Она хотела добиться того, чего хотят и все другие, пока не умирают в первый раз, что существенно отличается от смерти в последний раз и происходит намного раньше. То, чего она хотела, было величие.
И никогда не отказывалась от этой цели. Она никогда не отступала, как это сделал я. Она не понимала, как можно умереть дважды. Она не умерла первой смертью, она умерла только последней.
Первые шаги на этом пути она сделала еще до нашего знакомства, до того, как мы стали близки и физически и духовно. Она выкарабкалась из убогости и нищеты Айриш-Чэннела. Когтями выцарапала себе превосходное образование. Познала эксплуатацию, предательство и презрение и – один-единственный раз – дружбу. Тем не менее всему этому не только не удалось заставить ее умереть неведомой окружающим первой смертью (которая начинается утратой воли и полным подчинением обстоятельствам), но и уничтожить или погасить сияние ее твердой, как металл, натуры или подорвать ее цепкость и решительность. Наоборот, с нее словно сняли обертку, сдули пыль, обнажив металл, и помогли принять боевую позицию.
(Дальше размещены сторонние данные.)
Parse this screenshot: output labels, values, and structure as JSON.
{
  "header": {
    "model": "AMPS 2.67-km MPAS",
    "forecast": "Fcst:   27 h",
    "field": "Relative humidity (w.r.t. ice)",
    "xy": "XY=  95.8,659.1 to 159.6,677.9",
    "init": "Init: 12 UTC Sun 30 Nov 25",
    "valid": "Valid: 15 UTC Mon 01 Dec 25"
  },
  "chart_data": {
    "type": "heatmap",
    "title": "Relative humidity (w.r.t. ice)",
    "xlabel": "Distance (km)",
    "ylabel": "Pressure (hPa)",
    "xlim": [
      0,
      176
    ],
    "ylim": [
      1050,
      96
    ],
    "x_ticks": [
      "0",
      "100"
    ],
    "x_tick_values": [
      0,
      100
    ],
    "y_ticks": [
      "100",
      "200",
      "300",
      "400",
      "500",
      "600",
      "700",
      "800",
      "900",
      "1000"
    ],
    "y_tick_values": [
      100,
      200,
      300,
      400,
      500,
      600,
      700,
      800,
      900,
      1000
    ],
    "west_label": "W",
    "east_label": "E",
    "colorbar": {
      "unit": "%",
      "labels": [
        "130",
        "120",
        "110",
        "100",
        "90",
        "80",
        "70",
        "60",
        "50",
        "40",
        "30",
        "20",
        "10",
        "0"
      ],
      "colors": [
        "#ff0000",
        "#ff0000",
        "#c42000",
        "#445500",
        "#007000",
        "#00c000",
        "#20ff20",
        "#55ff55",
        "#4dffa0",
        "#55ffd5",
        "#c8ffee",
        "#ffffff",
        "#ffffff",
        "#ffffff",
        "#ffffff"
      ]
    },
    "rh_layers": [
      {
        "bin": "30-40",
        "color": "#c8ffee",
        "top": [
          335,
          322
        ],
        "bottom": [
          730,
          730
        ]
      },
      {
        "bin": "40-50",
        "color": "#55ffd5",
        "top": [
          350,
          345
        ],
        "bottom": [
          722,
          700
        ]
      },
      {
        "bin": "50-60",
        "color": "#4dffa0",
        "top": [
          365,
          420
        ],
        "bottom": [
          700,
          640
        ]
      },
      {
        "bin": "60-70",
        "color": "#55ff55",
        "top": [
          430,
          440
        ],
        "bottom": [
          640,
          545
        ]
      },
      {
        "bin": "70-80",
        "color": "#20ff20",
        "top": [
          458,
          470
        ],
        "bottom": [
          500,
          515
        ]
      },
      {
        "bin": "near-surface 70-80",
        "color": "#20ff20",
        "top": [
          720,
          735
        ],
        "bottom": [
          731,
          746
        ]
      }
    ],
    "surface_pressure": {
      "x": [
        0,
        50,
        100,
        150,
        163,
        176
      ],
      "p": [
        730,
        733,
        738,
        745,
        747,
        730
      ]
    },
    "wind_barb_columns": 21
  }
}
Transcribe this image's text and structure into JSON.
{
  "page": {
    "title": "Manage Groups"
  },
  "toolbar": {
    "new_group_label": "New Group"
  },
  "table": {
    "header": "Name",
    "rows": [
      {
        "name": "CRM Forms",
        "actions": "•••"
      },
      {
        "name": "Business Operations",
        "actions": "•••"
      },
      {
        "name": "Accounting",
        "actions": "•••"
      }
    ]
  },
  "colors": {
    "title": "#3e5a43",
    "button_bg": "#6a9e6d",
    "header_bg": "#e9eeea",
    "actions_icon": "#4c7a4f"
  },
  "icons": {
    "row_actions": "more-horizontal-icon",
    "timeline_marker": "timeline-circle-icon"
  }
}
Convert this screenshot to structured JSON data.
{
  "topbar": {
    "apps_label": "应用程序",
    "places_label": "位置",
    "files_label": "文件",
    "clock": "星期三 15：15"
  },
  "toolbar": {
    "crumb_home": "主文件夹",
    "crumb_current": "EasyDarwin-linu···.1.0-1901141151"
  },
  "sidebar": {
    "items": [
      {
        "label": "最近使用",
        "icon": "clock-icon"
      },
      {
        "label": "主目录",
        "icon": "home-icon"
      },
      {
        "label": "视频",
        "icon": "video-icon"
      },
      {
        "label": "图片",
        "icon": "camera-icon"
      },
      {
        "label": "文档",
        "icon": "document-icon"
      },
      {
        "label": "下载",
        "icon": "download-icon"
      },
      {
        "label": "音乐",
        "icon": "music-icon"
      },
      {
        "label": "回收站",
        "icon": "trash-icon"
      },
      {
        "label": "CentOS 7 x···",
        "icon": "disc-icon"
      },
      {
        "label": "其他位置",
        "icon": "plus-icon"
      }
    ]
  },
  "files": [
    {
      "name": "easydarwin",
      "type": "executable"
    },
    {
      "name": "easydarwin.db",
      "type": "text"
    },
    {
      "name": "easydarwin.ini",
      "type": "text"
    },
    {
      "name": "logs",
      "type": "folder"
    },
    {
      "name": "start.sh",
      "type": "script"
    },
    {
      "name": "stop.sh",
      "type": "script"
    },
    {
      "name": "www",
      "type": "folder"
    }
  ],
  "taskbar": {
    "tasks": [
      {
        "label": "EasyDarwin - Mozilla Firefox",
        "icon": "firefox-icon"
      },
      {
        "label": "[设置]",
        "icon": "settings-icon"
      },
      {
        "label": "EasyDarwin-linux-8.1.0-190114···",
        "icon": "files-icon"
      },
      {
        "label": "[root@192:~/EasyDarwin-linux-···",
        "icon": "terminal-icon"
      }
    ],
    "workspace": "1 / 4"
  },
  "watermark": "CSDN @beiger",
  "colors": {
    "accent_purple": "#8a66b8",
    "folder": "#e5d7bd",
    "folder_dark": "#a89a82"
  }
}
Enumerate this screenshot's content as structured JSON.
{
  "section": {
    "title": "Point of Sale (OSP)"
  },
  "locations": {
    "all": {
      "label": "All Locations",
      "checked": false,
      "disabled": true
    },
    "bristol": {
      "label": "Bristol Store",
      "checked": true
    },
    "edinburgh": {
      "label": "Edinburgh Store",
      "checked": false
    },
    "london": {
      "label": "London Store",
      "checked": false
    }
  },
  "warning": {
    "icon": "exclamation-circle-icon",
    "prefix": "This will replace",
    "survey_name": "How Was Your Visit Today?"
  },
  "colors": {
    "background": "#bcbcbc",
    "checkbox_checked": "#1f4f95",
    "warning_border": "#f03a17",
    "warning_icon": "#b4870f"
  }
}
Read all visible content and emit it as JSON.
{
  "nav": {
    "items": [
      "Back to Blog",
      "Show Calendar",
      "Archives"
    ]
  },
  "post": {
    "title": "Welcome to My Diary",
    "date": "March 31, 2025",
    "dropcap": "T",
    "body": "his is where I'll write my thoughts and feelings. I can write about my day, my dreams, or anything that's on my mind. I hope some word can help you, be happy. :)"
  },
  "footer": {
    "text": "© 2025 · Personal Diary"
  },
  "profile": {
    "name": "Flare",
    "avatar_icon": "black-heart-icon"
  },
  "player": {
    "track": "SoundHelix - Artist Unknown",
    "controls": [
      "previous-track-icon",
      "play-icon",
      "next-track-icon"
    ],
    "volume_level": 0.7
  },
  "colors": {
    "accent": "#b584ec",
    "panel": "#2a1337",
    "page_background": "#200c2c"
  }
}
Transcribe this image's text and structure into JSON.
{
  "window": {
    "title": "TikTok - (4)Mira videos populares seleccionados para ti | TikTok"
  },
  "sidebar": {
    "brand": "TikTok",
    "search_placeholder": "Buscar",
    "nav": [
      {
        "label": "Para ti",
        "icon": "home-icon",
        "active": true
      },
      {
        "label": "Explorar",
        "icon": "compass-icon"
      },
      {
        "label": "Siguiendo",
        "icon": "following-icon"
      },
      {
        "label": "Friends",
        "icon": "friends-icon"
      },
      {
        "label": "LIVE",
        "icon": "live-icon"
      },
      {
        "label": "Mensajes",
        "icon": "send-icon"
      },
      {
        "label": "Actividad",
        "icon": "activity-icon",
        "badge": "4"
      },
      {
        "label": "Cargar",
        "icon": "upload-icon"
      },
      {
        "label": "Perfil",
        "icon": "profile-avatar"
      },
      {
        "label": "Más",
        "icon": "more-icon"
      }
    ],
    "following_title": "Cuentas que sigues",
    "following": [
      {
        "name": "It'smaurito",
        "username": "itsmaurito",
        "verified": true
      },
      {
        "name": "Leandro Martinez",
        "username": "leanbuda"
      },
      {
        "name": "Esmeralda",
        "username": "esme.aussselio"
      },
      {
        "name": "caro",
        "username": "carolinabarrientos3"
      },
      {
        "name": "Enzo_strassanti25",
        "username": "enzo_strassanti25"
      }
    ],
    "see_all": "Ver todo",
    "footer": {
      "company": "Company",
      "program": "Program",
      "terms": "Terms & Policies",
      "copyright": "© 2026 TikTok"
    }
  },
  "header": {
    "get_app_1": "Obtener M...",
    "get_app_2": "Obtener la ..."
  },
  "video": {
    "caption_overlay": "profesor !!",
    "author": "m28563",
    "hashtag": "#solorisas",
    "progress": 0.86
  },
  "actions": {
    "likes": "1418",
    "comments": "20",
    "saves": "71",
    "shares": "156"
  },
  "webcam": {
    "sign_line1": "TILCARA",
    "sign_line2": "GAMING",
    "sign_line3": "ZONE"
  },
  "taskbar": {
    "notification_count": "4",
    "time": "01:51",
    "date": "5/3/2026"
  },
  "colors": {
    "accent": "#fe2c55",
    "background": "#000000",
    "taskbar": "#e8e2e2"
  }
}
Она была на верном пути и понимала это, хотя и не представляла, куда он ее заведет. Много позже я часто думал, не была ли она одарена от рождения умением предвидеть каждый поворот и каждый изгиб пути, либо интуицией распознать их по мере продвижения вперед, либо поворот оказывался правильным именно потому, что туда сворачивала она. Так я и не смог это определить.
Как только, лежа на пляже, я произнес слово "телестудия", она тотчас учуяла, что меня тоже можно использовать. Не знаю, каким образом. Не знаю, какой план она выработала, и вряд ли был у нее вообще какой-либо план. Сомневаюсь. Думаю, она инстинктивно ухватилась за подвернувшуюся ей возможность – так боксер, не задумываясь, наносит удар открывшемуся вдруг противнику.
По правде говоря, я сам предложил ей прийти к нам на студию, сам представил ее, сам старался изо всех сил, чтобы ее приняли.
И через неделю после окончания ею колледжа ее взяли, но не на определенную должность, а так, в помощь другим сотрудникам.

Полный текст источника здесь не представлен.